To ensure the sections line up precisely every time, mold makers embed registration keys along the seams. These are small interlocking bumps and recesses, often made with plastic notch sets pressed into the plaster before it hardens. When the mold halves are assembled, the keys click into place and prevent shifting. Without them, even a fraction of a millimeter of misalignment creates visible seam lines on the finished piece. Rubber bands or straps hold the assembled mold together during casting.
Silicone and Other Non-Porous Options
Silicone rubber molds show up in ceramic work, but they serve a different purpose. Because silicone isn’t porous, it can’t pull water from slip the way plaster does. Instead, silicone molds are typically used as master molds, capturing fine detail from an original sculpture so that multiple identical plaster molds can be reproduced from it.
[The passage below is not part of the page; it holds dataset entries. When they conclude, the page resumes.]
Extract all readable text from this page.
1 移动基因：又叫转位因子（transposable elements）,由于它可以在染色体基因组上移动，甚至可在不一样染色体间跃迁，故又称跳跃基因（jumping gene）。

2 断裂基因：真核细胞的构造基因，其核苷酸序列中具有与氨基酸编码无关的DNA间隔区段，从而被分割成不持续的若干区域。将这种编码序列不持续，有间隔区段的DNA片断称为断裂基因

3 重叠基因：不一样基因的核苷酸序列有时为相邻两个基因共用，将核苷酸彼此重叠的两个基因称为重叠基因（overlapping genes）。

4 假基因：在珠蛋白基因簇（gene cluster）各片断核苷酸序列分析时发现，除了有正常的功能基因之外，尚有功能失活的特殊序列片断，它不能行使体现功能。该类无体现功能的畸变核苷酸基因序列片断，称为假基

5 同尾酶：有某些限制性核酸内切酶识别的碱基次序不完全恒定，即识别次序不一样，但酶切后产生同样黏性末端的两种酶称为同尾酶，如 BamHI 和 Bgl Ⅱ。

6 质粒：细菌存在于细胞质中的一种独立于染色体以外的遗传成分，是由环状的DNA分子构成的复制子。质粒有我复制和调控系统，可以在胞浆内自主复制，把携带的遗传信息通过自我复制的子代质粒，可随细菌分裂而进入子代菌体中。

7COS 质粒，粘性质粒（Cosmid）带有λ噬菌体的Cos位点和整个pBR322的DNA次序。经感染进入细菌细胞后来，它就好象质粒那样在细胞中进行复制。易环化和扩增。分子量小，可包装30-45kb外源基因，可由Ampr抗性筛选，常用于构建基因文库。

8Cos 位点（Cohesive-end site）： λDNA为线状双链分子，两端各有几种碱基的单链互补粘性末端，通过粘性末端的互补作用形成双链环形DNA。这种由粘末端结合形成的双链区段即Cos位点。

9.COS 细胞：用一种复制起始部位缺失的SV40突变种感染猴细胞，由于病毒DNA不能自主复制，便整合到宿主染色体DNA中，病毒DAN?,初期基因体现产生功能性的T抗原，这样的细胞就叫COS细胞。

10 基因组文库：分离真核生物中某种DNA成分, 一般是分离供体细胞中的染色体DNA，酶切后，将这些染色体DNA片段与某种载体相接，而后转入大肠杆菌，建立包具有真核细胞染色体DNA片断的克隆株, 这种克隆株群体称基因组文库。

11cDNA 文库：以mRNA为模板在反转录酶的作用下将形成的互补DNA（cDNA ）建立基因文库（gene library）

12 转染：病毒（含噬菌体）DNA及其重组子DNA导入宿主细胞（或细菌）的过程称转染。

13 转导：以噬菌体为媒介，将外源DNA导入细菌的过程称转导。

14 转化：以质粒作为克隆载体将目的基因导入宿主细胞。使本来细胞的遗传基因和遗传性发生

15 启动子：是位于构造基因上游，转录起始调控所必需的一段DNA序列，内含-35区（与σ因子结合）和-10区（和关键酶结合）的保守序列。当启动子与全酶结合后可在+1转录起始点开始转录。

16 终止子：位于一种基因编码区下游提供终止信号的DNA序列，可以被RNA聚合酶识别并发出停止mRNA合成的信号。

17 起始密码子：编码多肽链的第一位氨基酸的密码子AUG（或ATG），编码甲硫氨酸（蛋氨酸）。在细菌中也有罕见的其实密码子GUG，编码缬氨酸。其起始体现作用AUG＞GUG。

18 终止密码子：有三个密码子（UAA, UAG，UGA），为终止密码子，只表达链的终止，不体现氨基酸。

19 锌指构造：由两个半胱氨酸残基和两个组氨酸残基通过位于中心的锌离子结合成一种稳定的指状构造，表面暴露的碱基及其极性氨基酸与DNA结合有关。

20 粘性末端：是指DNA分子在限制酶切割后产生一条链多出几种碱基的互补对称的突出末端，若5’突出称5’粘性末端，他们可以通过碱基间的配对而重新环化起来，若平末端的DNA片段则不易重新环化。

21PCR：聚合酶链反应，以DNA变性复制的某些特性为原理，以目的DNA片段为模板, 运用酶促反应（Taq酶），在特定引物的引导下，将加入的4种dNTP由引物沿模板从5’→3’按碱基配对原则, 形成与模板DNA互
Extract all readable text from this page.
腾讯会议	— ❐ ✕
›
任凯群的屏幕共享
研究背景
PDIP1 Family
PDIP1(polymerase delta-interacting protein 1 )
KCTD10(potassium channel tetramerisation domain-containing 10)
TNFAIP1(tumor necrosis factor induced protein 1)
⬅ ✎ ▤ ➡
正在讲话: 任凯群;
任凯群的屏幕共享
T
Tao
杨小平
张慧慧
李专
This is especially useful in production settings where a single plaster mold will eventually wear out and need to be replaced. The silicone master preserves the original form indefinitely.
Some ceramicists also use silicone molds for press-molding solid clay (rather than liquid slip), where absorption isn’t needed. The flexibility of silicone makes it easier to release complex shapes without breaking delicate features.
Dust Hazards Worth Knowing About
Working with ceramic mold materials creates fine airborne dust, and some of that dust carries real health risks. The raw materials in ceramic slip, including clay, feldspar, and flint, contain forms of silica. Crystalline silica (quartz) is the primary concern. When inhaled over time, fine quartz particles lodge in the lungs and cause silicosis, a form of permanent scarring that develops slowly with symptoms like cough, shortness of breath, chest pain, and wheezing. NIOSH classifies quartz as a potential human carcinogen.
Amorphous silica, found in some materials, is considered less toxic but can still produce visible changes in lung X-rays. The practical takeaway: mixing plaster, sanding molds, and handling dry ceramic materials all generate dust that should be controlled. Wet cleanup, proper ventilation, and a fitted respirator rated for fine particulates go a long way toward reducing exposure. Surveillance data from New Jersey’s health department found that pottery manufacturing was among the industries with the highest rates of silicosis in the state, alongside foundry work and sand processing.